|
Steps in Program Evaluation |
The framework emphasizes six connected steps that together can be used as
a starting point to tailor an evaluation for a particular public health
effort, at a particular point in time. Because the steps are all
interdependent, they might be encountered in a nonlinear sequence; however,
an order exists for fulfilling each — earlier steps provide the foundation
for subsequent progress. Thus, decisions regarding how to execute a step
should not be finalized until previous steps have been thoroughly addressed.
The steps are as follows:
Understanding and adhering to these six steps will allow an understanding
of each program's context (e.g., the program's history, setting, and
organization) and will improve how most evaluations are conceived and
conducted.
Back to Top
Engaging Stakeholders
The evaluation cycle begins by engaging stakeholders (i.e.,
the persons or organizations having an investment in what will be learned
from an evaluation and what will be done with the knowledge). Public health
work involves partnerships; therefore, any assessment of a public health
program requires considering the value systems of the partners. Stakeholders
must be engaged in the inquiry to ensure that their perspectives are
understood. When stakeholders are not engaged, evaluation findings might be
ignored, criticized, or resisted because they do not address the
stakeholders' questions or values. After becoming involved, stakeholders
help to execute the other steps. Identifying and engaging the following
three groups are critical:
-
Those involved in program
operations (e.g., sponsors, collaborators, coalition
partners, funding officials, administrators, managers, and staff)
-
Those served or affected
by the program (e.g., clients, family members,
neighborhood organizations, academic institutions, elected officials,
advocacy groups, professional associations, skeptics, opponents, and staff
of related or competing organizations)
-
Primary users of the
evaluation (e.g., the specific persons who are in a
position to do or decide something regarding the program.) In
practice, primary users will be a subset of all stakeholders identified. A
successful evaluation will designate primary users early in its
development and maintain frequent interaction with them so that the
evaluation addresses their values and satisfies their unique information
needs.
For additional details, see "Engaging
Stakeholders".
Back to Top
Describe
the Program
Program descriptions convey the mission and objectives of the
program being evaluated. Descriptions should be sufficiently detailed to
ensure understanding of program goals and strategies. The description should
discuss the program's capacity to effect change, its stage of development,
and how it fits into the larger organization and community. Program
descriptions set the frame of reference for all subsequent decisions in an
evaluation. The description enables comparisons with similar programs and
facilitates attempts to connect program components to their effects.

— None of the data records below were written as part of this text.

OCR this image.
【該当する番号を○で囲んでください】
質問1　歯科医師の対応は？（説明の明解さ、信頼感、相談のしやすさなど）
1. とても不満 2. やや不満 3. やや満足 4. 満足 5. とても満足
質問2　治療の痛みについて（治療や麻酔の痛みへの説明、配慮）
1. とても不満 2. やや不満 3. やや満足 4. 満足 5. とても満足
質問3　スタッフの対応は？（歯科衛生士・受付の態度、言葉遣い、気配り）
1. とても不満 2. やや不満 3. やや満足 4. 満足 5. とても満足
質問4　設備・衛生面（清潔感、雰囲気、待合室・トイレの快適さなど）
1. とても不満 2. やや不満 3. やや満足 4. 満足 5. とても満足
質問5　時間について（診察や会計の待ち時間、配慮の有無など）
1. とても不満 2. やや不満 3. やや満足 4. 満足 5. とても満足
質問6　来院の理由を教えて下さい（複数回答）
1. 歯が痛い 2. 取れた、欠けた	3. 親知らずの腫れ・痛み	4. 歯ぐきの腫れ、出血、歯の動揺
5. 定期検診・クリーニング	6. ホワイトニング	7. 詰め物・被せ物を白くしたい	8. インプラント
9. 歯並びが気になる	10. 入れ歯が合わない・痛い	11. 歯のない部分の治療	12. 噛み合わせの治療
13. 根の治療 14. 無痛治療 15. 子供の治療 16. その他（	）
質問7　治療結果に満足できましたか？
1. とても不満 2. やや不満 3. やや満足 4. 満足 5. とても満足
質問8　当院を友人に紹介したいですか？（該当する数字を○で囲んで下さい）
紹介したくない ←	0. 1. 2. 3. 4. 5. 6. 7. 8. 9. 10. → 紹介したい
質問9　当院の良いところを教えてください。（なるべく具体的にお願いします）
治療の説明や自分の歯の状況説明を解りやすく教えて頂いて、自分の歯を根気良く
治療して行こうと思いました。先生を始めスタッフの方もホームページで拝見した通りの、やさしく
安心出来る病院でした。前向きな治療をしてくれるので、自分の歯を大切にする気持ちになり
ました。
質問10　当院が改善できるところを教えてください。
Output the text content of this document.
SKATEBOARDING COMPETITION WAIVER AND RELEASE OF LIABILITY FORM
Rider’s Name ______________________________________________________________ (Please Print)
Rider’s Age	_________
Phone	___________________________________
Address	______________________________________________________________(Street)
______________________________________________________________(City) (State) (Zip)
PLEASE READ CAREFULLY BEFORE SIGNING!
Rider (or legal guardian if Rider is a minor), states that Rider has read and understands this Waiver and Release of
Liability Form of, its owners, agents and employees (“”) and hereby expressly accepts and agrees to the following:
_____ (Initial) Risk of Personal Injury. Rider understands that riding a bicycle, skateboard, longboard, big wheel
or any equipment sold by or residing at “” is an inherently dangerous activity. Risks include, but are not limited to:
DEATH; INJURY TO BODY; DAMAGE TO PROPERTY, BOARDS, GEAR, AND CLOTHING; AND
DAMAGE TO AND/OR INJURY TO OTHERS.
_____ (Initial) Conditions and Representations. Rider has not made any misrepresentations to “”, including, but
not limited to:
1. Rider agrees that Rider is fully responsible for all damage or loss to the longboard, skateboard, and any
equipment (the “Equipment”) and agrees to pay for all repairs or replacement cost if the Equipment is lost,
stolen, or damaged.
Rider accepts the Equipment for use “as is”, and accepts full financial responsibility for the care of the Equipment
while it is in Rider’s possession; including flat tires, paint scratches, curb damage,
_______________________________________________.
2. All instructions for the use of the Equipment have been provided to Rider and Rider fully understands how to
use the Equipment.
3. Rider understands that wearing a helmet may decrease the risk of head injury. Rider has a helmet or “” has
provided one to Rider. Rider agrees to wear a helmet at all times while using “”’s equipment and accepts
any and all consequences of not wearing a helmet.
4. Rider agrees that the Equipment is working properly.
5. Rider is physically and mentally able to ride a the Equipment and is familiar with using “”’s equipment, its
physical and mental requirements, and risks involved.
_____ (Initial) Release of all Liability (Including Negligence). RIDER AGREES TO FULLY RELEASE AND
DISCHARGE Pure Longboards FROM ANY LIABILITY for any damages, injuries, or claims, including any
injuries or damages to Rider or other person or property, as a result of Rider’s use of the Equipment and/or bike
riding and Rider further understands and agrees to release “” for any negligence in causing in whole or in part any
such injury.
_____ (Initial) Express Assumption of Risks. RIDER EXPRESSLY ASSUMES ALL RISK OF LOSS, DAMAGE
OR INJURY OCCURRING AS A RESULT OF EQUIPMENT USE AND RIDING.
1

Moreover, stakeholders might have differing ideas regarding program goals
and purposes. Evaluations done without agreement on the program definition
are likely to be of limited use. Sometimes, negotiating with stakeholders to
formulate a clear and logical description will bring benefits before data
are available to evaluate program effectiveness. Aspects to include in a
program description are:
Need:
A statement of need describes the problem or
opportunity that the program addresses and implies how the program will
respond.
Expected effects:
Descriptions of expected effects convey what the program must accomplish
to be considered successful.
Activities:
Describing program activities (i.e., what the program does to effect
change) permits specific steps, strategies, or actions to be arrayed in
logical sequence. This demonstrates how each program activity relates to
another and clarifies the program’s hypothesized mechanism or theory of
change
Resources:
Resources include the time, talent,
technology, information, money, and other assets available to
conduct program activities.
Stage of development:
Public health programs mature and change over time; therefore, a program’s
stage of development reflects its maturity. A minimum of three
stages of development must be
recognized: planning, implementation, and effects.
During planning, program activities are untested, and the goal of
evaluation is to refine plans. During implementation, program activities
are being field-tested and modified; the goal of evaluation is to
characterize real, as opposed to ideal, program activities and to improve
operations, perhaps by revising plans. During the last stage, enough time
has passed for the program’s effects to emerge; the goal of evaluation is
to identify and account for both intended and unintended effects.
Context:
Descriptions of the program’s context should include the setting and
environmental influences (e.g., history, geography, politics, social and
economic conditions, and efforts of related or competing organizations)
within which the program operates. Understanding these environmental
influences is required to design a context-sensitive evaluation and will
aid users in interpreting findings accurately and assessing the
generalizability of the findings.
Logic model:
A logic model, which describes the sequence of events for bringing about
change, synthesizes the main program elements into a picture of how the
program is supposed to work. Often, this model is displayed in a flow
chart, map, or table to portray the sequence of steps leading to program
results.
For additional details, s ee
"Describing the Program".
Back to Top
Focus
the Evaluation Design
The direction and process of the evaluation
must be focused to assess the issues of greatest concern to stakeholders
while using time and resources as efficiently as possible. Not all design
options are equally well-suited to meeting the information needs of
stakeholders. After data collection begins, changing procedures might be
difficult or impossible, even if better methods become obvious. A thorough
plan anticipates intended uses and creates an evaluation strategy with the
greatest chance of being useful, feasible, ethical, and accurate. Among the
items to consider when focusing an evaluation are the following:
Purpose:
Articulating an evaluation’s purpose (i.e., intent) will prevent premature
decision-making regarding how the evaluation should be conducted.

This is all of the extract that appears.